The five-member Federal Communications Commission regulating the nation's news media has always had since 2001, curiously enough, at least one member, and usually two members, drawn from the small Bush-Cheney Florida vote recount team created post-election to ensure the GOP victory.
Kevin Martin, commission chairman from 2005 to 2008 after leading the Florida team and serving as an FCC commissioner, benefited from an especially close relationship with the Bush White House. Martin's wife was communications director for the vice president and then for the president. In essence: her job was to influence the media, and his was to regulate it.
Furthermore, politics is a way of life for all concerned. Many of the top political reporters have spouses who are campaign consultants or office-seekers. Todd's wife, for instance, co-founded Maverick Strategies and Mail, a political consultancy.
Rove is the ultimate example of DC cross-pollination between the media, campaigns, and elected officials.

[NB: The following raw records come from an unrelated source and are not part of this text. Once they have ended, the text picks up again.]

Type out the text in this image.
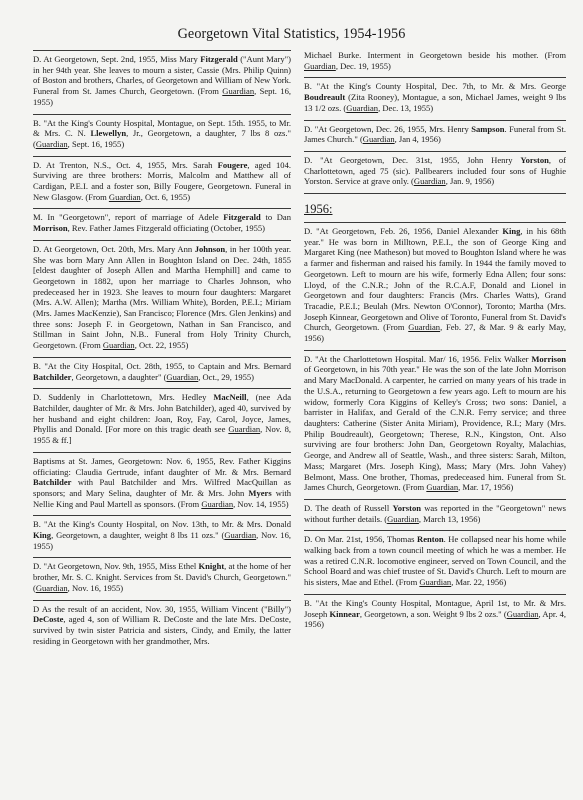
Georgetown Vital Statistics, 1954-1956
D. At Georgetown, Sept. 2nd, 1955, Miss Mary Fitzgerald ("Aunt Mary") in her 94th year. She leaves to mourn a sister, Cassie (Mrs. Philip Quinn) of Boston and brothers, Charles, of Georgetown and William of New York. Funeral from St. James Church, Georgetown. (From Guardian, Sept. 16, 1955)
B. "At the King's County Hospital, Montague, on Sept. 15th. 1955, to Mr. & Mrs. C. N. Llewellyn, Jr., Georgetown, a daughter, 7 lbs 8 ozs." (Guardian, Sept. 16, 1955)
D. At Trenton, N.S., Oct. 4, 1955, Mrs. Sarah Fougere, aged 104. Surviving are three brothers: Morris, Malcolm and Matthew all of Cardigan, P.E.I. and a foster son, Billy Fougere, Georgetown. Funeral in New Glasgow. (From Guardian, Oct. 6, 1955)
M. In "Georgetown", report of marriage of Adele Fitzgerald to Dan Morrison, Rev. Father James Fitzgerald officiating (October, 1955)
D. At Georgetown, Oct. 20th, Mrs. Mary Ann Johnson, in her 100th year. She was born Mary Ann Allen in Boughton Island on Dec. 24th, 1855 [eldest daughter of Joseph Allen and Martha Hemphill] and came to Georgetown in 1882, upon her marriage to Charles Johnson, who predeceased her in 1923. She leaves to mourn four daughters: Margaret (Mrs. A.W. Allen); Martha (Mrs. William White), Borden, P.E.I.; Miriam (Mrs. James MacKenzie), San Francisco; Florence (Mrs. Glen Jenkins) and three sons: Joseph F. in Georgetown, Nathan in San Francisco, and Stillman in Saint John, N.B.. Funeral from Holy Trinity Church, Georgetown. (From Guardian, Oct. 22, 1955)
B. "At the City Hospital, Oct. 28th, 1955, to Captain and Mrs. Bernard Batchilder, Georgetown, a daughter" (Guardian, Oct., 29, 1955)
D. Suddenly in Charlottetown, Mrs. Hedley MacNeill, (nee Ada Batchilder, daughter of Mr. & Mrs. John Batchilder), aged 40, survived by her husband and eight children: Joan, Roy, Fay, Carol, Joyce, James, Phyllis and Donald. [For more on this tragic death see Guardian, Nov. 8, 1955 & ff.]
Baptisms at St. James, Georgetown: Nov. 6, 1955, Rev. Father Kiggins officiating: Claudia Gertrude, infant daughter of Mr. & Mrs. Bernard Batchilder with Paul Batchilder and Mrs. Wilfred MacQuillan as sponsors; and Mary Selina, daughter of Mr. & Mrs. John Myers with Nellie King and Paul Martell as sponsors. (From Guardian, Nov. 14, 1955)
B. "At the King's County Hospital, on Nov. 13th, to Mr. & Mrs. Donald King, Georgetown, a daughter, weight 8 lbs 11 ozs." (Guardian, Nov. 16, 1955)
D. "At Georgetown, Nov. 9th, 1955, Miss Ethel Knight, at the home of her brother, Mr. S. C. Knight. Services from St. David's Church, Georgetown." (Guardian, Nov. 16, 1955)
D As the result of an accident, Nov. 30, 1955, William Vincent ("Billy") DeCoste, aged 4, son of William R. DeCoste and the late Mrs. DeCoste, survived by twin sister Patricia and sisters, Cindy, and Emily, the latter residing in Georgetown with her grandmother, Mrs.
Michael Burke. Interment in Georgetown beside his mother. (From Guardian, Dec. 19, 1955)
B. "At the King's County Hospital, Dec. 7th, to Mr. & Mrs. George Boudreault (Zita Rooney), Montague, a son, Michael James, weight 9 lbs 13 1/2 ozs. (Guardian, Dec. 13, 1955)
D. "At Georgetown, Dec. 26, 1955, Mrs. Henry Sampson. Funeral from St. James Church." (Guardian, Jan 4, 1956)
D. "At Georgetown, Dec. 31st, 1955, John Henry Yorston, of Charlottetown, aged 75 (sic). Pallbearers included four sons of Hughie Yorston. Service at grave only. (Guardian, Jan. 9, 1956)
1956:
D. "At Georgetown, Feb. 26, 1956, Daniel Alexander King, in his 68th year." He was born in Milltown, P.E.I., the son of George King and Margaret King (nee Matheson) but moved to Boughton Island where he was a farmer and fisherman and raised his family. In 1944 the family moved to Georgetown. Left to mourn are his wife, formerly Edna Allen; four sons: Lloyd, of the C.N.R.; John of the R.C.A.F, Donald and Lionel in Georgetown and four daughters: Francis (Mrs. Charles Watts), Grand Tracadie, P.E.I.; Beulah (Mrs. Newton O'Connor), Toronto; Martha (Mrs. Joseph Kinnear, Georgetown and Olive of Toronto, Funeral from St. David's Church, Georgetown. (From Guardian, Feb. 27, & Mar. 9 & early May, 1956)
D. "At the Charlottetown Hospital. Mar/ 16, 1956. Felix Walker Morrison of Georgetown, in his 70th year." He was the son of the late John Morrison and Mary MacDonald. A carpenter, he carried on many years of his trade in the U.S.A., returning to Georgetown a few years ago. Left to mourn are his widow, formerly Cora Kiggins of Kelley's Cross; two sons: Daniel, a barrister in Halifax, and Gerald of the C.N.R. Ferry service; and three daughters: Catherine (Sister Anita Miriam), Providence, R.I.; Mary (Mrs. Philip Boudreault), Georgetown; Therese, R.N., Kingston, Ont. Also surviving are four brothers: John Dan, Georgetown Royalty, Malachias, George, and Andrew all of Seattle, Wash., and three sisters: Sarah, Milton, Mass; Margaret (Mrs. Joseph King), Mass; Mary (Mrs. John Vahey) Belmont, Mass. One brother, Thomas, predeceased him. Funeral from St. James Church, Georgetown. (From Guardian, Mar. 17, 1956)
D. The death of Russell Yorston was reported in the "Georgetown" news without further details. (Guardian, March 13, 1956)
D. On Mar. 21st, 1956, Thomas Renton. He collapsed near his home while walking back from a town council meeting of which he was a member. He was a retired C.N.R. locomotive engineer, served on Town Council, and the School Board and was chief trustee of St. David's Church. Left to mourn are his sisters, Mae and Ethel. (From Guardian, Mar. 22, 1956)
B. "At the King's County Hospital, Montague, April 1st, to Mr. & Mrs. Joseph Kinnear, Georgetown, a son. Weight 9 lbs 2 ozs." (Guardian, Apr. 4, 1956)
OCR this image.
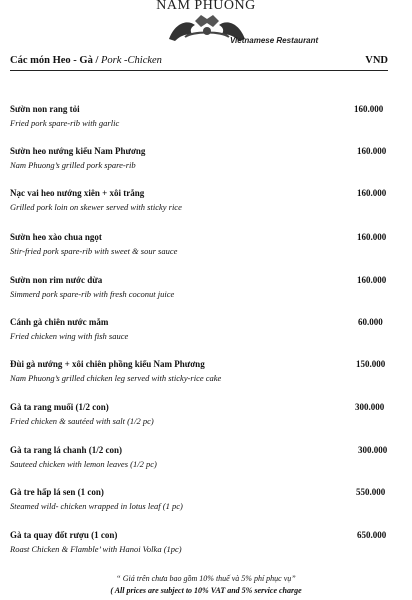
NAM PHUONG
Vietnamese Restaurant
Các món Heo - Gà / Pork -Chicken	VND
Sườn non rang tỏi
Fried pork spare-rib with garlic
160.000
Sườn heo nướng kiểu Nam Phương
Nam Phuong’s grilled pork spare-rib
160.000
Nạc vai heo nướng xiên + xôi trắng
Grilled pork loin on skewer served with sticky rice
160.000
Sườn heo xào chua ngọt
Stir-fried pork spare-rib with sweet & sour sauce
160.000
Sườn non rim nước dừa
Simmerd pork spare-rib with fresh coconut juice
160.000
Cánh gà chiên nước mắm
Fried chicken wing with fish sauce
60.000
Đùi gà nướng + xôi chiên phồng kiểu Nam Phương
Nam Phuong’s grilled chicken leg served with sticky-rice cake
150.000
Gà ta rang muối (1/2 con)
Fried chicken & sautéed with salt (1/2 pc)
300.000
Gà ta rang lá chanh (1/2 con)
Sauteed chicken with lemon leaves (1/2 pc)
300.000
Gà tre hấp lá sen (1 con)
Steamed wild- chicken wrapped in lotus leaf (1 pc)
550.000
Gà ta quay đốt rượu (1 con)
Roast Chicken & Flamble’ with Hanoi Volka (1pc)
650.000
“ Giá trên chưa bao gồm 10% thuế và 5% phí phục vụ”
( All prices are subject to 10% VAT and 5% service charge
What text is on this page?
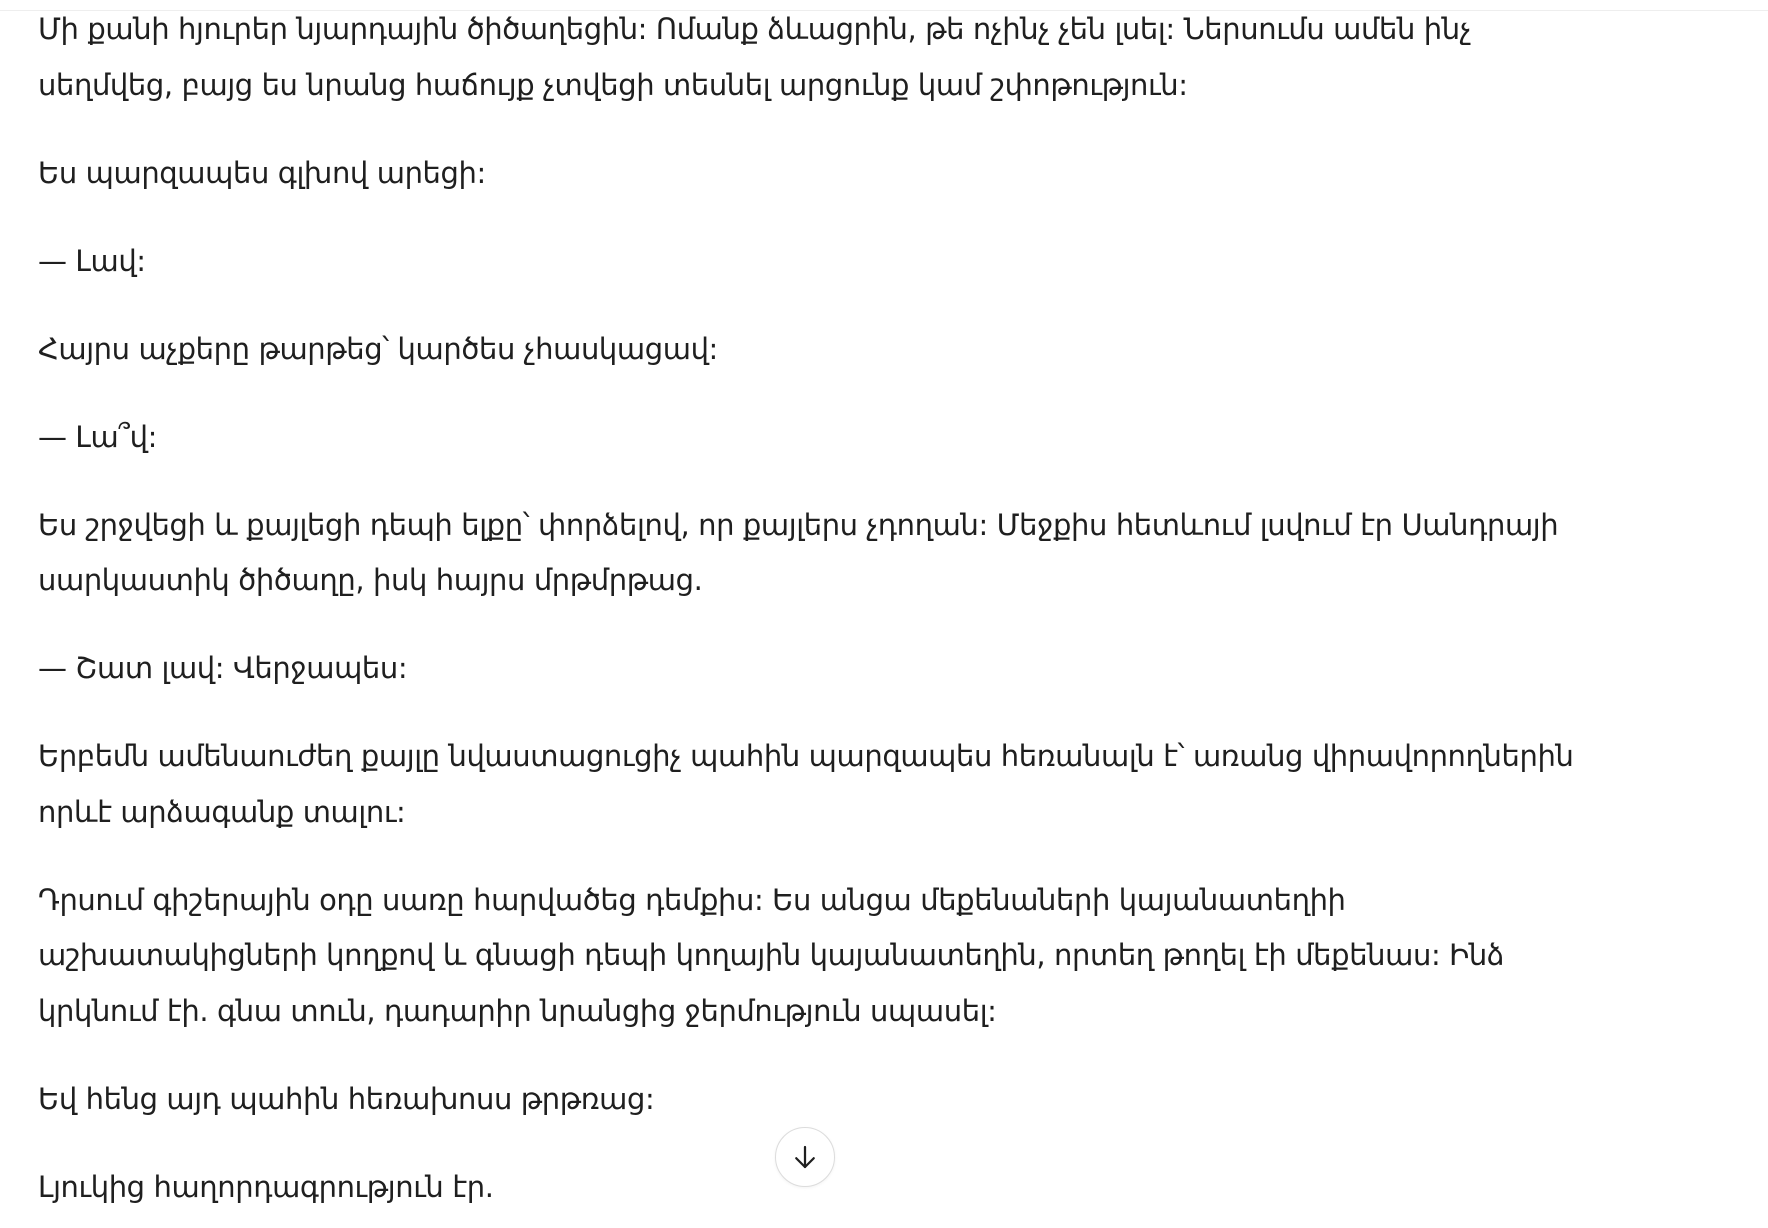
Մի քանի հյուրեր նյարդային ծիծաղեցին: Ոմանք ձևացրին, թե ոչինչ չեն լսել: Ներսումս ամեն ինչ
սեղմվեց, բայց ես նրանց հաճույք չտվեցի տեսնել արցունք կամ շփոթություն:

Ես պարզապես գլխով արեցի:

— Լավ:

Հայրս աչքերը թարթեց՝ կարծես չհասկացավ:

— Լա՞վ:

Ես շրջվեցի և քայլեցի դեպի ելքը՝ փորձելով, որ քայլերս չդողան: Մեջքիս հետևում լսվում էր Սանդրայի
սարկաստիկ ծիծաղը, իսկ հայրս մրթմրթաց.

— Շատ լավ: Վերջապես:

Երբեմն ամենաուժեղ քայլը նվաստացուցիչ պահին պարզապես հեռանալն է՝ առանց վիրավորողներին
որևէ արձագանք տալու:

Դրսում գիշերային օդը սառը հարվածեց դեմքիս: Ես անցա մեքենաների կայանատեղիի
աշխատակիցների կողքով և գնացի դեպի կողային կայանատեղին, որտեղ թողել էի մեքենաս: Ինձ
կրկնում էի. գնա տուն, դադարիր նրանցից ջերմություն սպասել:

Եվ հենց այդ պահին հեռախոսս թրթռաց:

Լյուկից հաղորդագրություն էր.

He receives press passes as a journalist. Also, he dispenses hundreds of millions of dollars to political causes, thereby creating vast loyalties and dependencies for years ahead.
Think about it: Most of that spending is ultimately going to media organizations, especially broadcasters.
Cleaning Up Washington
For the secretaries of state, Todd waived his usual speaking fee as a goodwill gesture.
"I owe you a 'thank you,'" Todd told the officials at the beginning of his remarks. "The more complicated elections are state-by-state," he joked, "the harder it is for NBC/Universal to get rid of me."
The officials and their vendors obviously welcomed the presence of a media celebrity, and sought to leverage it even in small ways.
Ohio's Husted, an executive committee member of the secretary of state association, boasted on Twitter afterward, "Enjoyed having lunch today with NBCs @chucktodd -- he and I agree Redistricting reform needs to happen in OH and across the US."
This, then, is your Washington.
Officials and the media seem to be getting along quite well.
And, as always when one hand washes the other, everyone looks clean.